CYC2002tommy/Deep-Research-Agent introduces an autonomous pipeline for academic research that includes strict DOI verification and multi-agent data retrieval systems. With a Growth Score of 11.98 and 263 stars, this project is growing due to its emphasis on rigorous methodology and automation in the research process.
catnip-ai-tech/MaineCoon focuses on developing real-time audio-visual social world models with technical documentation and links to related projects. Its Growth Score of 10.18 and 96 stars reflect interest from researchers working at the intersection of AI, audio analysis, and visual perception technologies.
keyuchen21/agentic-engineering-handbook serves as a definitive learning roadmap for individuals interested in building agent systems using platforms like OpenAI's Claude. With 144 stars and a Growth Score of 8.79, this project is growing steadily among those seeking to understand the mechanics behind modern AI agents.

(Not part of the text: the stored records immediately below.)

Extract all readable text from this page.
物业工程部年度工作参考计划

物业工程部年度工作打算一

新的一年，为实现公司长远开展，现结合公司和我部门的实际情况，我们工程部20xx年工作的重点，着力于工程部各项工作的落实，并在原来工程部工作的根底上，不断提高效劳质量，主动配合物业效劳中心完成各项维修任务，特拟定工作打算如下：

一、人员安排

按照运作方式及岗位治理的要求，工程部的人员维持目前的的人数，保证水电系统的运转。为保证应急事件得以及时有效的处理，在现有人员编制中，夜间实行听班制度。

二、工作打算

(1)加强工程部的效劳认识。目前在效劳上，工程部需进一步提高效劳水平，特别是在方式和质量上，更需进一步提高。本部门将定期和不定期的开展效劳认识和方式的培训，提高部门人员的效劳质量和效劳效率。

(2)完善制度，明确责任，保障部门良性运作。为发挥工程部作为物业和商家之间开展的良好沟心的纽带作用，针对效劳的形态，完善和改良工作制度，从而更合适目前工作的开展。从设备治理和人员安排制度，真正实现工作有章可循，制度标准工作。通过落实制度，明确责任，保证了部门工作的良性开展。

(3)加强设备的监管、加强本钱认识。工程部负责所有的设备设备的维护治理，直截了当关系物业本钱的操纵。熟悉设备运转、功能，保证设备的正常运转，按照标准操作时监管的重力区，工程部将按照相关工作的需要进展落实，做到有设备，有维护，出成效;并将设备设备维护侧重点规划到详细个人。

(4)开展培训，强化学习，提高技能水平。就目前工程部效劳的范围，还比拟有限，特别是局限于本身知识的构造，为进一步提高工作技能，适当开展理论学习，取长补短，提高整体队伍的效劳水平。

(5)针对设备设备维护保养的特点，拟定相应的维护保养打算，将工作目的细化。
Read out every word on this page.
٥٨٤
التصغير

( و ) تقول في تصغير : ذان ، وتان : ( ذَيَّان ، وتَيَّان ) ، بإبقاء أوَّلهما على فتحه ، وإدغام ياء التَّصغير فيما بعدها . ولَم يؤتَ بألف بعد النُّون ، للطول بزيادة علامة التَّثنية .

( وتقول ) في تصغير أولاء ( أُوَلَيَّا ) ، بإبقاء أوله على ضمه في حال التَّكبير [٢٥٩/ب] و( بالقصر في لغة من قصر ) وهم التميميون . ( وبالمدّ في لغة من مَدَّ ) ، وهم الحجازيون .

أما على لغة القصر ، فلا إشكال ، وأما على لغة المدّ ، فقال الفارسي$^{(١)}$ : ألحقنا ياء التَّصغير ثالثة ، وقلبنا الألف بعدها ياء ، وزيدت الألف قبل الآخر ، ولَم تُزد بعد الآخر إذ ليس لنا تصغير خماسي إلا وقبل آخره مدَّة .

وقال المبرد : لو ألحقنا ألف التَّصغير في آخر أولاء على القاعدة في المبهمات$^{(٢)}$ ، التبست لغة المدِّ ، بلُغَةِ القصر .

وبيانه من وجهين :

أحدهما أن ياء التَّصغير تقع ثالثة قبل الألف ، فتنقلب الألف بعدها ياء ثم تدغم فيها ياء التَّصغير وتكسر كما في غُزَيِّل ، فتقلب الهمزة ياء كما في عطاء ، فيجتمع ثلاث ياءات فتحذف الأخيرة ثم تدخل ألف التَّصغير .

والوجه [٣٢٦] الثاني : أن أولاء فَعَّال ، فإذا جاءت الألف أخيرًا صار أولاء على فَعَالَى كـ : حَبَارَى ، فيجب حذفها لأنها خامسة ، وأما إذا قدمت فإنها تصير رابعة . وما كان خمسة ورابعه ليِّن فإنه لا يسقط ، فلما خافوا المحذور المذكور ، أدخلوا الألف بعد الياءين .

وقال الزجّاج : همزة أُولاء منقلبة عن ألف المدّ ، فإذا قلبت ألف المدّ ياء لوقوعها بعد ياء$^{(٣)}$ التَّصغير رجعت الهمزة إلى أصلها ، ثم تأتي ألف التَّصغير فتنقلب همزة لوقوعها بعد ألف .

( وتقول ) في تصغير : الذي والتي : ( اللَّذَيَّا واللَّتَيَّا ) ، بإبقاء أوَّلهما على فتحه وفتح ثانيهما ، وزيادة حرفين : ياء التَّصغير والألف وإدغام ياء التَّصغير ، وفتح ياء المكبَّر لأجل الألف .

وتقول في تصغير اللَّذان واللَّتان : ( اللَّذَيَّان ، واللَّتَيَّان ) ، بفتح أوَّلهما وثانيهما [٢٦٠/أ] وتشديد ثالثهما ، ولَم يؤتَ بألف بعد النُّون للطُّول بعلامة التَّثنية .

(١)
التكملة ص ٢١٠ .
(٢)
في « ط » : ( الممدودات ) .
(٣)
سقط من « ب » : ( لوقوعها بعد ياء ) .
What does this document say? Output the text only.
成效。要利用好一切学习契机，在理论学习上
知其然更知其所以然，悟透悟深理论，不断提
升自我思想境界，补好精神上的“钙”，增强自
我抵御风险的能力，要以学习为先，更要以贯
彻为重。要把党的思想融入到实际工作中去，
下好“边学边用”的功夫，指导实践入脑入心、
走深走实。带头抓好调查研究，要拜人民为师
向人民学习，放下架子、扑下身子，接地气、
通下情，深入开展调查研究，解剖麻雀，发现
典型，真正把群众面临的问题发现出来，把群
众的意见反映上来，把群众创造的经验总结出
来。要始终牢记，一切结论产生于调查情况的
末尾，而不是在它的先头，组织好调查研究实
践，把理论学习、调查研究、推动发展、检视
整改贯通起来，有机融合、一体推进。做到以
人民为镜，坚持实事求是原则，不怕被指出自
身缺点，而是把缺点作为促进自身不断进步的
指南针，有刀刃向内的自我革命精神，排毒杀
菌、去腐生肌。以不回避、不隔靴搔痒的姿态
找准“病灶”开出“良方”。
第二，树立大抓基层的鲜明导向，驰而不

Mexregkan/claude-for-researchers offers a practical guide for physicists and mathematicians looking to utilize Claude Code in their research projects. Its 39 stars and Growth Score of 8.16 indicate its value as a hands-on resource for researchers integrating advanced AI tools into specific scientific contexts.
facebookresearch/brain2qwerty is an ambitious project that aims to decode typed sentences from brain recordings using MEG, EEG, and language models. Despite having just one commit in the last month, it has garnered 240 stars, highlighting interest in neurotechnology and its potential for real-time human-computer interaction.
These projects reflect a diverse landscape of AI research tools and resources, each addressing specific needs within the broader scientific community. From enhancing transparency to automating complex tasks, these initiatives are driving innovation and efficiency across various research domains.